When violated: Java's Enterprise JavaBeans (EJB) specification was designed as a framework by committee before widespread production use. EJB 1.0 and 2.0 were notoriously complex, requiring dozens of boilerplate files for simple operations. The spec was driven by anticipated needs rather than observed patterns. It took until EJB 3.0 (2006) — after years of community backlash and competition from Spring — to simplify the framework to something practical.

Case Study 3: Meta's LLaMA Release Strategy (2023-2024)

Meta's approach to open-source LLM release followed a spike-before-framework pattern.
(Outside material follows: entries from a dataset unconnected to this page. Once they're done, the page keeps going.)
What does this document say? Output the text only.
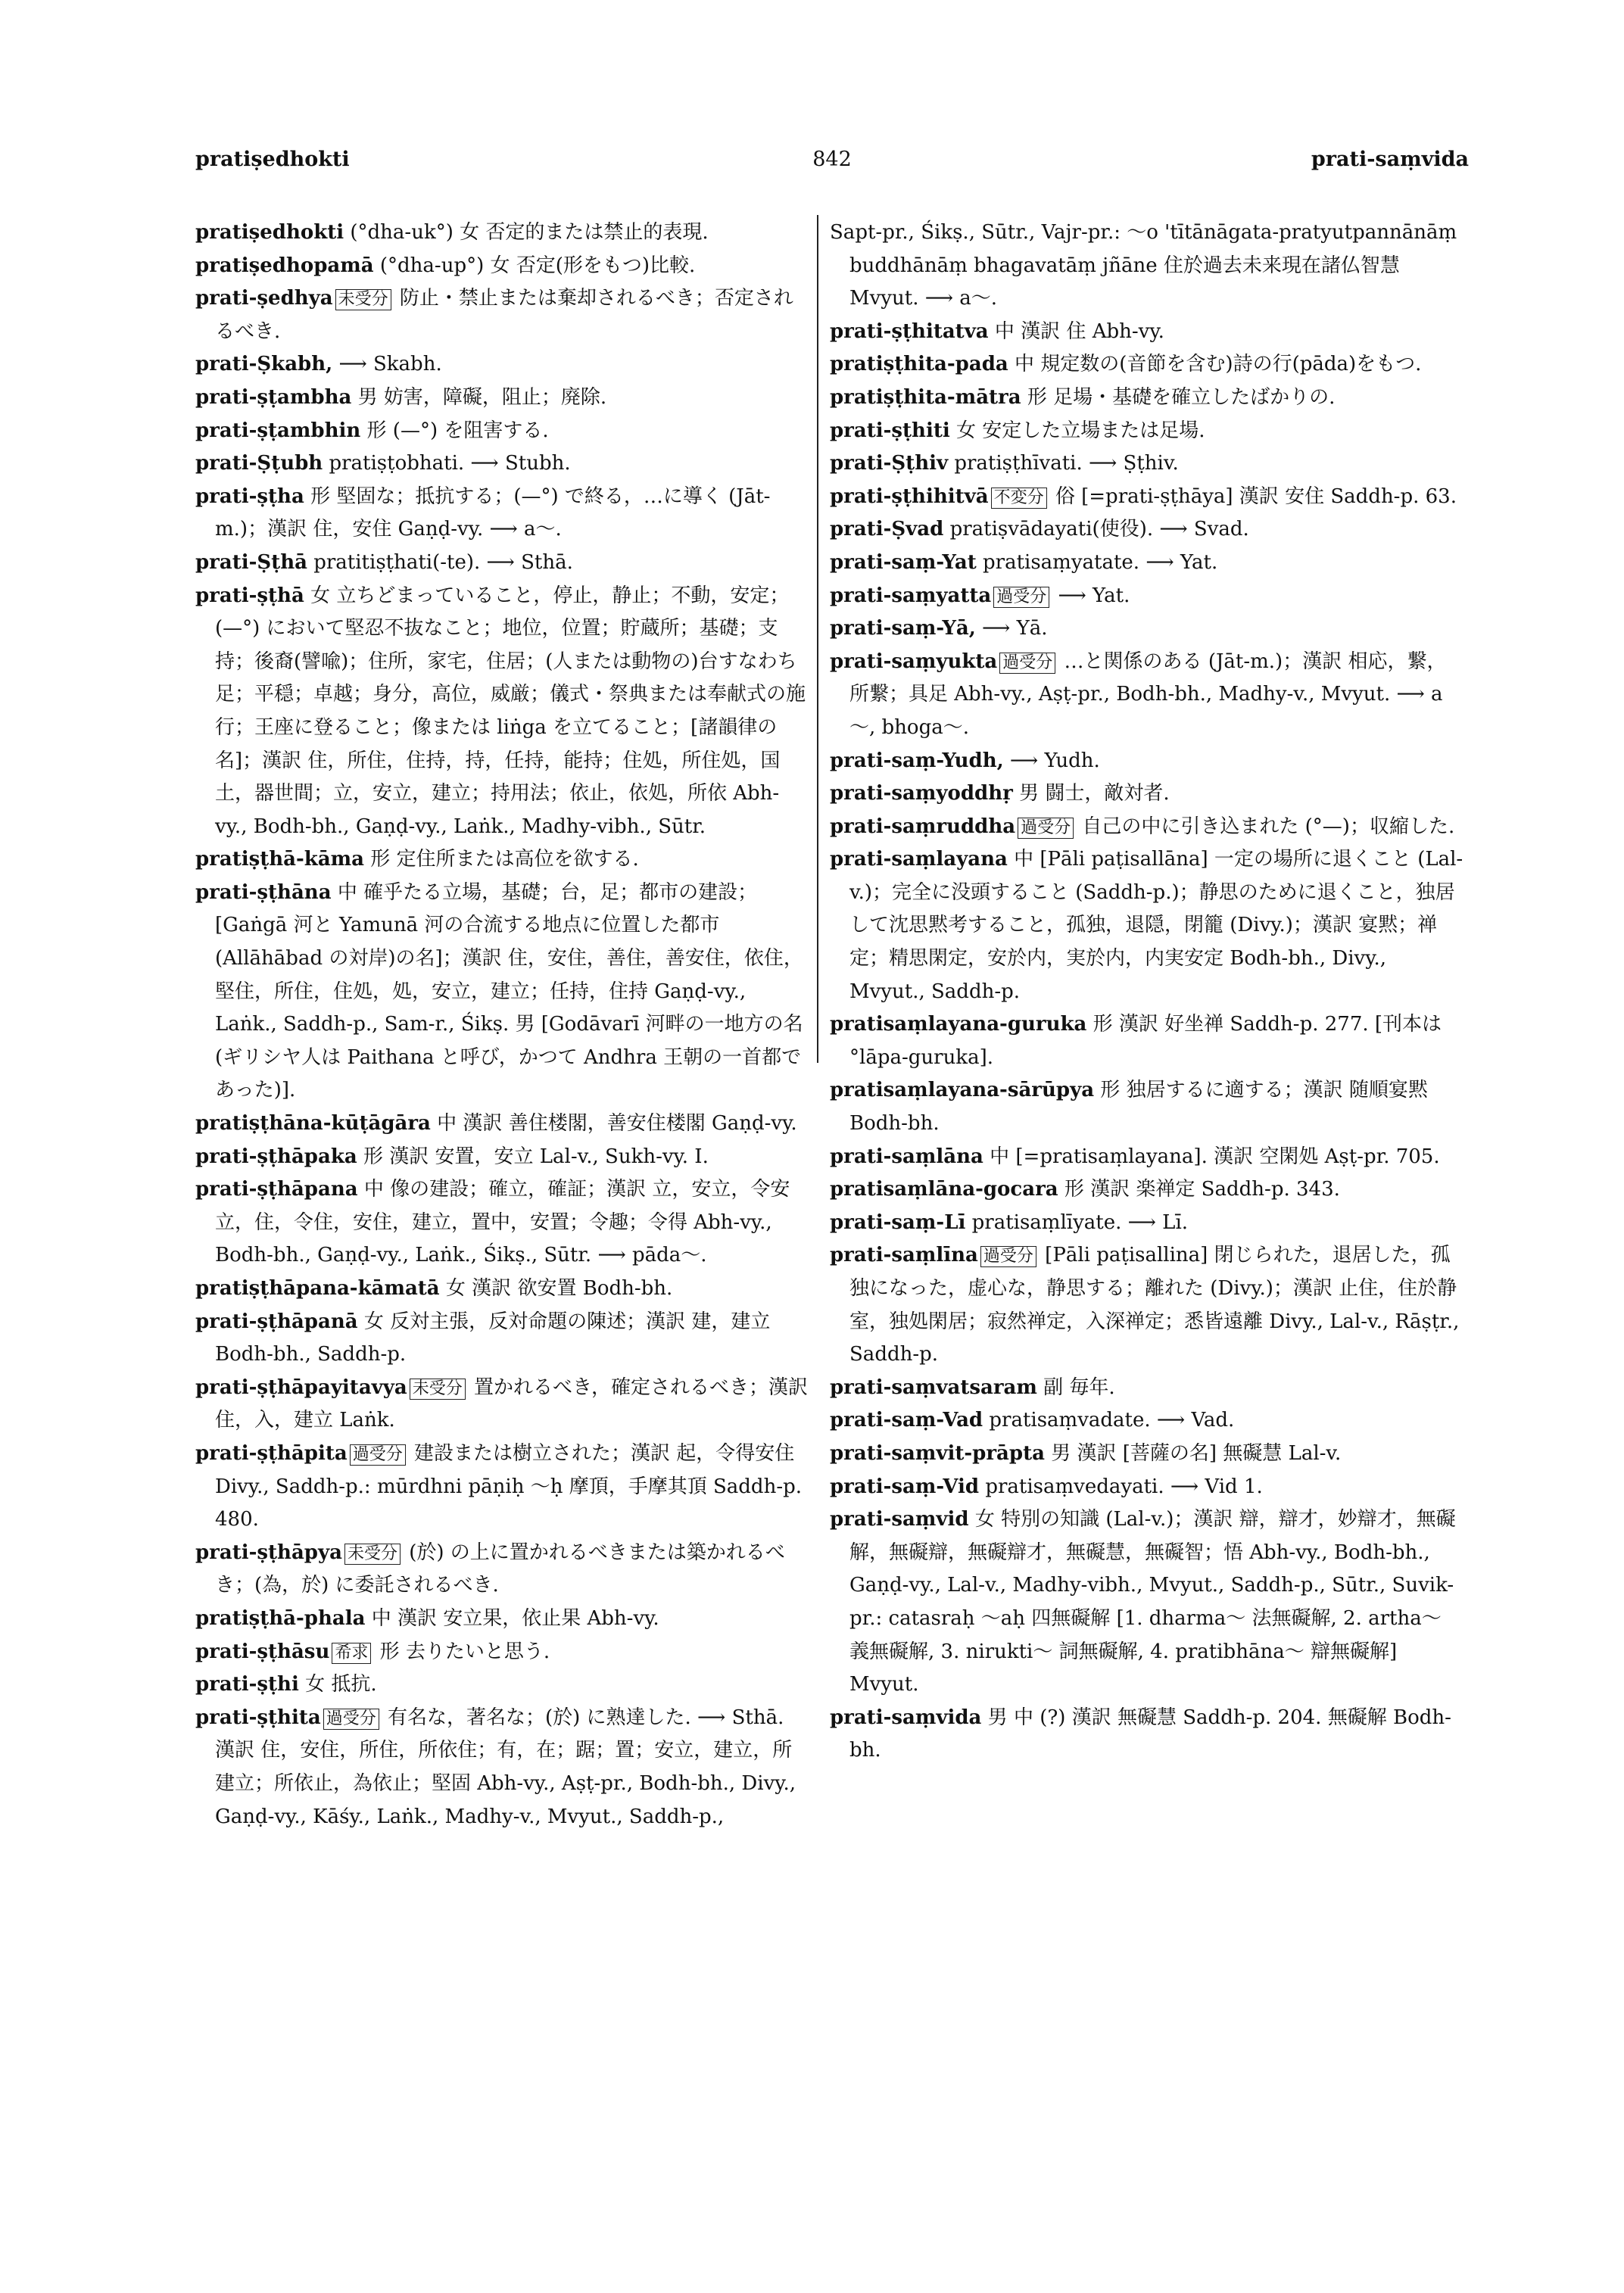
pratiṣedhokti	842	prati-saṃvida

pratiṣedhokti (°dha-uk°) 女 否定的または禁止的表現.

pratiṣedhopamā (°dha-up°) 女 否定(形をもつ)比較.

prati-ṣedhya 未受分 防止・禁止または棄却されるべき；否定されるべき.

prati-Ṣkabh, ⟶ Skabh.

prati-ṣṭambha 男 妨害，障礙，阻止；廃除.

prati-ṣṭambhin 形 (—°) を阻害する.

prati-Ṣṭubh pratiṣṭobhati. ⟶ Stubh.

prati-ṣṭha 形 堅固な；抵抗する；(—°) で終る，…に導く (Jāt-m.)；漢訳 住，安住 Gaṇḍ-vy. ⟶ a～.

prati-Ṣṭhā pratitiṣṭhati(-te). ⟶ Sthā.

prati-ṣṭhā 女 立ちどまっていること，停止，静止；不動，安定；(—°) において堅忍不抜なこと；地位，位置；貯蔵所；基礎；支持；後裔(譬喩)；住所，家宅，住居；(人または動物の)台すなわち足；平穏；卓越；身分，高位，威厳；儀式・祭典または奉献式の施行；王座に登ること；像または liṅga を立てること；[諸韻律の名]；漢訳 住，所住，住持，持，任持，能持；住処，所住処，国土，器世間；立，安立，建立；持用法；依止，依処，所依 Abh-vy., Bodh-bh., Gaṇḍ-vy., Laṅk., Madhy-vibh., Sūtr.

pratiṣṭhā-kāma 形 定住所または高位を欲する.

prati-ṣṭhāna 中 確乎たる立場，基礎；台，足；都市の建設；[Gaṅgā 河と Yamunā 河の合流する地点に位置した都市(Allāhābad の対岸)の名]；漢訳 住，安住，善住，善安住，依住，堅住，所住，住処，処，安立，建立；任持，住持 Gaṇḍ-vy., Laṅk., Saddh-p., Sam-r., Śikṣ. 男 [Godāvarī 河畔の一地方の名(ギリシヤ人は Paithana と呼び，かつて Andhra 王朝の一首都であった)].

pratiṣṭhāna-kūṭāgāra 中 漢訳 善住楼閣，善安住楼閣 Gaṇḍ-vy.

prati-ṣṭhāpaka 形 漢訳 安置，安立 Lal-v., Sukh-vy. I.

prati-ṣṭhāpana 中 像の建設；確立，確証；漢訳 立，安立，令安立，住，令住，安住，建立，置中，安置；令趣；令得 Abh-vy., Bodh-bh., Gaṇḍ-vy., Laṅk., Śikṣ., Sūtr. ⟶ pāda～.

pratiṣṭhāpana-kāmatā 女 漢訳 欲安置 Bodh-bh.

prati-ṣṭhāpanā 女 反対主張，反対命題の陳述；漢訳 建，建立 Bodh-bh., Saddh-p.

prati-ṣṭhāpayitavya 未受分 置かれるべき，確定されるべき；漢訳 住，入，建立 Laṅk.

prati-ṣṭhāpita 過受分 建設または樹立された；漢訳 起，令得安住 Divy., Saddh-p.: mūrdhni pāṇiḥ ～ḥ 摩頂，手摩其頂 Saddh-p. 480.

prati-ṣṭhāpya 未受分 (於) の上に置かれるべきまたは築かれるべき；(為，於) に委託されるべき.

pratiṣṭhā-phala 中 漢訳 安立果，依止果 Abh-vy.

prati-ṣṭhāsu 希求 形 去りたいと思う.

prati-ṣṭhi 女 抵抗.

prati-ṣṭhita 過受分 有名な，著名な；(於) に熟達した. ⟶ Sthā. 漢訳 住，安住，所住，所依住；有，在；踞；置；安立，建立，所建立；所依止，為依止；堅固 Abh-vy., Aṣṭ-pr., Bodh-bh., Divy., Gaṇḍ-vy., Kāśy., Laṅk., Madhy-v., Mvyut., Saddh-p.,

Sapt-pr., Śikṣ., Sūtr., Vajr-pr.: ～o 'tītānāgata-pratyutpannānāṃ buddhānāṃ bhagavatāṃ jñāne 住於過去未来現在諸仏智慧 Mvyut. ⟶ a～.

prati-ṣṭhitatva 中 漢訳 住 Abh-vy.

pratiṣṭhita-pada 中 規定数の(音節を含む)詩の行(pāda)をもつ.

pratiṣṭhita-mātra 形 足場・基礎を確立したばかりの.

prati-ṣṭhiti 女 安定した立場または足場.

prati-Ṣṭhiv pratiṣṭhīvati. ⟶ Ṣṭhiv.

prati-ṣṭhihitvā 不変分 俗 [=prati-ṣṭhāya] 漢訳 安住 Saddh-p. 63.

prati-Ṣvad pratiṣvādayati(使役). ⟶ Svad.

prati-saṃ-Yat pratisaṃyatate. ⟶ Yat.

prati-saṃyatta 過受分 ⟶ Yat.

prati-saṃ-Yā, ⟶ Yā.

prati-saṃyukta 過受分 …と関係のある (Jāt-m.)；漢訳 相応，繋，所繋；具足 Abh-vy., Aṣṭ-pr., Bodh-bh., Madhy-v., Mvyut. ⟶ a～, bhoga～.

prati-saṃ-Yudh, ⟶ Yudh.

prati-saṃyoddhṛ 男 闘士，敵対者.

prati-saṃruddha 過受分 自己の中に引き込まれた (°—)；収縮した.

prati-saṃlayana 中 [Pāli paṭisallāna] 一定の場所に退くこと (Lal-v.)；完全に没頭すること (Saddh-p.)；静思のために退くこと，独居して沈思黙考すること，孤独，退隠，閉籠 (Divy.)；漢訳 宴黙；禅定；精思閑定，安於内，実於内，内実安定 Bodh-bh., Divy., Mvyut., Saddh-p.

pratisaṃlayana-guruka 形 漢訳 好坐禅 Saddh-p. 277. [刊本は °lāpa-guruka].

pratisaṃlayana-sārūpya 形 独居するに適する；漢訳 随順宴黙 Bodh-bh.

prati-saṃlāna 中 [=pratisaṃlayana]. 漢訳 空閑処 Aṣṭ-pr. 705.

pratisaṃlāna-gocara 形 漢訳 楽禅定 Saddh-p. 343.

prati-saṃ-Lī pratisaṃlīyate. ⟶ Lī.

prati-saṃlīna 過受分 [Pāli paṭisallina] 閉じられた，退居した，孤独になった，虚心な，静思する；離れた (Divy.)；漢訳 止住，住於静室，独処閑居；寂然禅定，入深禅定；悉皆遠離 Divy., Lal-v., Rāṣṭr., Saddh-p.

prati-saṃvatsaram 副 毎年.

prati-saṃ-Vad pratisaṃvadate. ⟶ Vad.

prati-saṃvit-prāpta 男 漢訳 [菩薩の名] 無礙慧 Lal-v.

prati-saṃ-Vid pratisaṃvedayati. ⟶ Vid 1.

prati-saṃvid 女 特別の知識 (Lal-v.)；漢訳 辯，辯才，妙辯才，無礙解，無礙辯，無礙辯才，無礙慧，無礙智；悟 Abh-vy., Bodh-bh., Gaṇḍ-vy., Lal-v., Madhy-vibh., Mvyut., Saddh-p., Sūtr., Suvik-pr.: catasraḥ ～aḥ 四無礙解 [1. dharma～ 法無礙解, 2. artha～ 義無礙解, 3. nirukti～ 詞無礙解, 4. pratibhāna～ 辯無礙解] Mvyut.

prati-saṃvida 男 中 (?) 漢訳 無礙慧 Saddh-p. 204. 無礙解 Bodh-bh.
LLaMA 1 (Feb 2023) was released as a research artifact — a set of model weights with minimal tooling, no API, and a restrictive license. It was a spike to test the hypothesis that open-weight models could compete with proprietary ones. The community's response (massive adoption, fine-tuning ecosystem) validated the approach. Only then did Meta invest in LLaMA 2 (July 2023) with a proper commercial license, safety fine-tuning (RLHF), and enterprise-ready tooling. LLaMA 3 (2024) further expanded with multimodal capabilities and a full framework (torchtune, llama-stack).
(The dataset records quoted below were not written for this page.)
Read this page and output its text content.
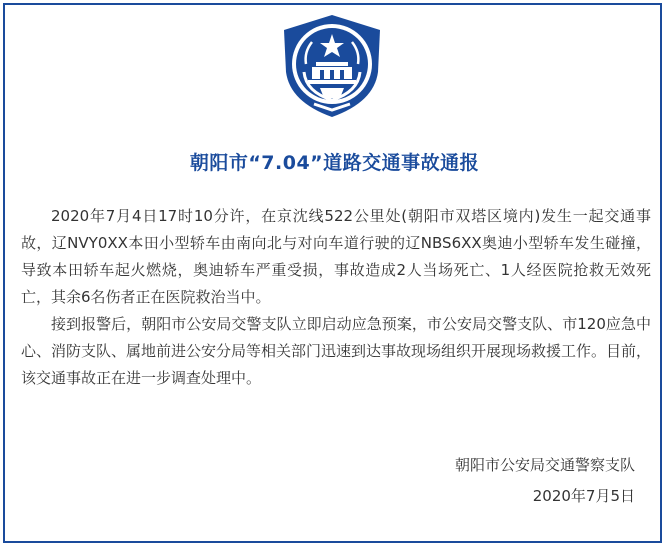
朝阳市“7.04”道路交通事故通报

2020年7月4日17时10分许，在京沈线522公里处(朝阳市双塔区境内)发生一起交通事故，辽NVY0XX本田小型轿车由南向北与对向车道行驶的辽NBS6XX奥迪小型轿车发生碰撞，导致本田轿车起火燃烧，奥迪轿车严重受损，事故造成2人当场死亡、1人经医院抢救无效死亡，其余6名伤者正在医院救治当中。

接到报警后，朝阳市公安局交警支队立即启动应急预案，市公安局交警支队、市120应急中心、消防支队、属地前进公安分局等相关部门迅速到达事故现场组织开展现场救援工作。目前，该交通事故正在进一步调查处理中。

朝阳市公安局交通警察支队
2020年7月5日
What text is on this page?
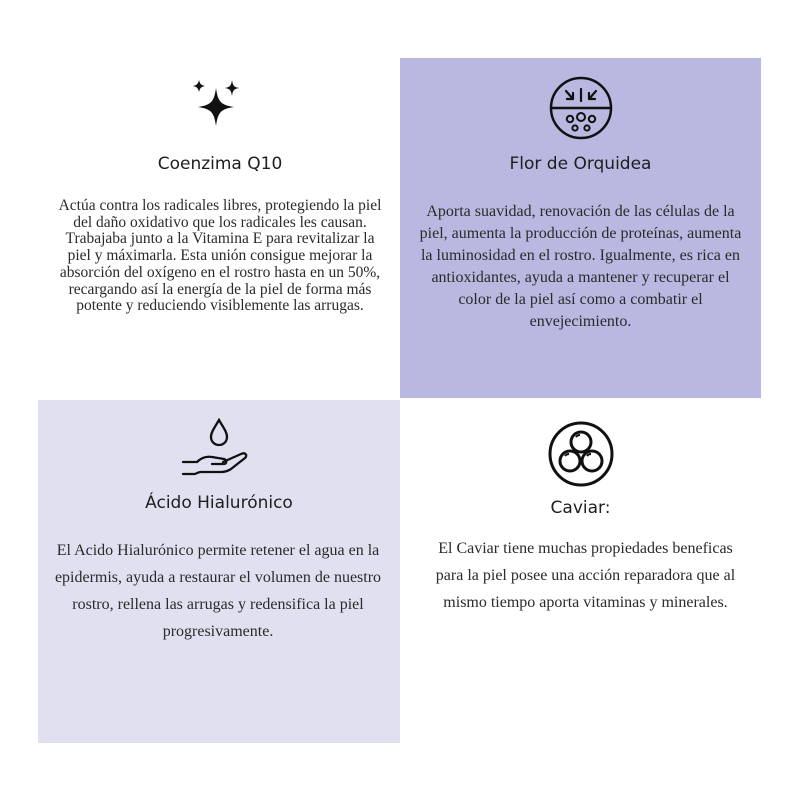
Coenzima Q10
Actúa contra los radicales libres, protegiendo la piel del daño oxidativo que los radicales les causan. Trabajaba junto a la Vitamina E para revitalizar la piel y máximarla. Esta unión consigue mejorar la absorción del oxígeno en el rostro hasta en un 50%, recargando así la energía de la piel de forma más potente y reduciendo visiblemente las arrugas.
Flor de Orquidea
Aporta suavidad, renovación de las células de la piel, aumenta la producción de proteínas, aumenta la luminosidad en el rostro. Igualmente, es rica en antioxidantes, ayuda a mantener y recuperar el color de la piel así como a combatir el envejecimiento.
Ácido Hialurónico
El Acido Hialurónico permite retener el agua en la epidermis, ayuda a restaurar el volumen de nuestro rostro, rellena las arrugas y redensifica la piel progresivamente.
Caviar:
El Caviar tiene muchas propiedades beneficas para la piel posee una acción reparadora que al mismo tiempo aporta vitaminas y minerales.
When followed: Each LLaMA release incorporated lessons from the previous one's real-world usage. LLaMA 2's safety training was informed by LLaMA 1's observed misuse patterns. LLaMA 3's tooling reflected the community's actual needs (quantization, fine-tuning, deployment) rather than guesses about what developers might want.

When violated: Google's initial Bard launch (March 2023) attempted to release a full product (chat interface, integration with Google services, consumer-facing UX) without first validating the underlying model's capabilities through a research spike. The result was a product that made factual errors in its launch demo and spent months playing catch-up on reliability.


Industry Cross-References

Pattern Who Uses It Reference
Spike and stabilize Extreme Programming (XP), Lean Startup "Build the simplest thing that could work, then iterate"
Extracted frameworks Rails (from Basecamp), Django (from Lawrence Journal-World), Flask (from an April Fools' joke) Most successful frameworks were extracted, not designed
Walking skeleton Alistair Cockburn (2004) "A tiny implementation of the system that performs a small end-to-end function"
Steel thread ThoughtWorks End-to-end implementation of one feature through all layers
Tracer bullet development The Pragmatic Programmer (Hunt & Thomas, 1999) "A single tracer through all layers of the system"

Key Insight

The pattern is remarkably consistent: successful frameworks and platforms start as solutions to specific, concrete problems — and only become generalized after proving themselves in production. Teams that start with the framework (designing for flexibility, anticipating needs, building abstractions) consistently produce systems that are either over-engineered for the actual use case or miss the actual use case entirely. The principle isn't anti-planning — it's anti-speculation. Build something real first, then extract the patterns.